Pendant la Deuxième Guerre mondiale, l’EIA, en Suisse, se met au service de la Défense spirituelle et participe à la traque du bolchevisme: interdictions des organisations d’extrême gauche et de leur presse. Quant à l’opération Barbarossa de la Wehrmacht contre l’Union soviétique, lancée le 22 juin 1941, elle est d’abord une divine surprise pour les dirigeants de l’EIA. Mais l’espoir de voir écrasé le communisme va faire place à la désillusion, suite à la résistance acharnée puis aux victoires de l’Armée rouge.

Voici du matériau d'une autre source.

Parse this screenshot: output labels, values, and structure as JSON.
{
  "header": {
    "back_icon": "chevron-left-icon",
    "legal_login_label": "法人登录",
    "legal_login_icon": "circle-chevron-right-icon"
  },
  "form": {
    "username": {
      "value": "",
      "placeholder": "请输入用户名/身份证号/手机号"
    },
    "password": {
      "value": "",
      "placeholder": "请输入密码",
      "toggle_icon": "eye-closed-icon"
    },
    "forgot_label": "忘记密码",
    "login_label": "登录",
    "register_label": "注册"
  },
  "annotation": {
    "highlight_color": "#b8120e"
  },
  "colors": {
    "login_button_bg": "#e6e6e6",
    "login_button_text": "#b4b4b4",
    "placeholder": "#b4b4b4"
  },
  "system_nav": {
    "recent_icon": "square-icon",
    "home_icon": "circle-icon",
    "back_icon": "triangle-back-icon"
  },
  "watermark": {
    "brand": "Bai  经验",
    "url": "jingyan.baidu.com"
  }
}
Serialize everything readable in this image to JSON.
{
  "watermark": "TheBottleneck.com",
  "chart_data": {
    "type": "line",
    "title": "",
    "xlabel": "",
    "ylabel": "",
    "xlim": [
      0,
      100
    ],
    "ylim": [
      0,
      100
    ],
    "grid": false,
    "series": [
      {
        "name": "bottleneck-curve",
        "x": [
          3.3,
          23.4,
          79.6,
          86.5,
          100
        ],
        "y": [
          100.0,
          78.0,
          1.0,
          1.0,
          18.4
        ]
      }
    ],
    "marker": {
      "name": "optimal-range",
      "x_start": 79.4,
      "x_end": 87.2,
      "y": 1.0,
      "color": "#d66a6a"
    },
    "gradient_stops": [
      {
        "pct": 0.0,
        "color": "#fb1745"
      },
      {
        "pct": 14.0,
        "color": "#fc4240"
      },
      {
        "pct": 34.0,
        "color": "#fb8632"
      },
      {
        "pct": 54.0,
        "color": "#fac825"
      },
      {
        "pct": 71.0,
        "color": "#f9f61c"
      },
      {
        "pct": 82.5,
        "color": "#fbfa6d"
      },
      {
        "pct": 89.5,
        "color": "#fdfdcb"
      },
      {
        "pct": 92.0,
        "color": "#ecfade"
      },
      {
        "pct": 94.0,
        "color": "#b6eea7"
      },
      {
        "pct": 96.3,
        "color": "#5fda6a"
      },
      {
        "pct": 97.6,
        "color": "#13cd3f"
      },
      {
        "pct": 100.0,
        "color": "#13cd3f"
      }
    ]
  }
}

Désormais, l’EIA n’est plus du tout en phase avec les sentiments du peuple suisse, qui éprouve de plus en plus de sympathie envers l’URSS. Elle ne peut rien faire contre la création du Parti suisse du Travail, les 14 et 15 octobre 1944. Le Conseil fédéral, lui, veut régulariser le plus rapidement possible ses relations avec l’URSS. L’Entente est frappée par le discrédit qui affecte au sortir de la guerre toutes les organisations d’extrême droite qui ont sympathisé avec le fascisme et le nazisme. Elle est l’objet des attaques de la gauche, en particulier de la Voix ouvrière qui stigmatise son passé et son acharnement antisoviétique.

Finalement, l’EIA se saborde le 27 novembre 1950. Mais elle aura suscité des émules, tels que le Centre suisse d’action civique, nom officiel de l’officine de délation de Marc-Edmond Chantre, les activités occultes d’Ernst Cincera en Suisse alémanique, et en fait toute la mentalité de chasse aux sorcières communistes qui aboutira au scandale des fiches. C’est, avec force détails, cette histoire passionnante qui est dévoilée par le contenu de la riche étude de Michel Caillat. n Pierre Jeanneret Michel Caillat, L’Entente internationale anticommuniste de Théodore Aubert. Organisation interne, réseaux et action d’une internationale antimarxiste, 1924-1950, Société d’histoire de la Suisse romande, 2016, 781 p.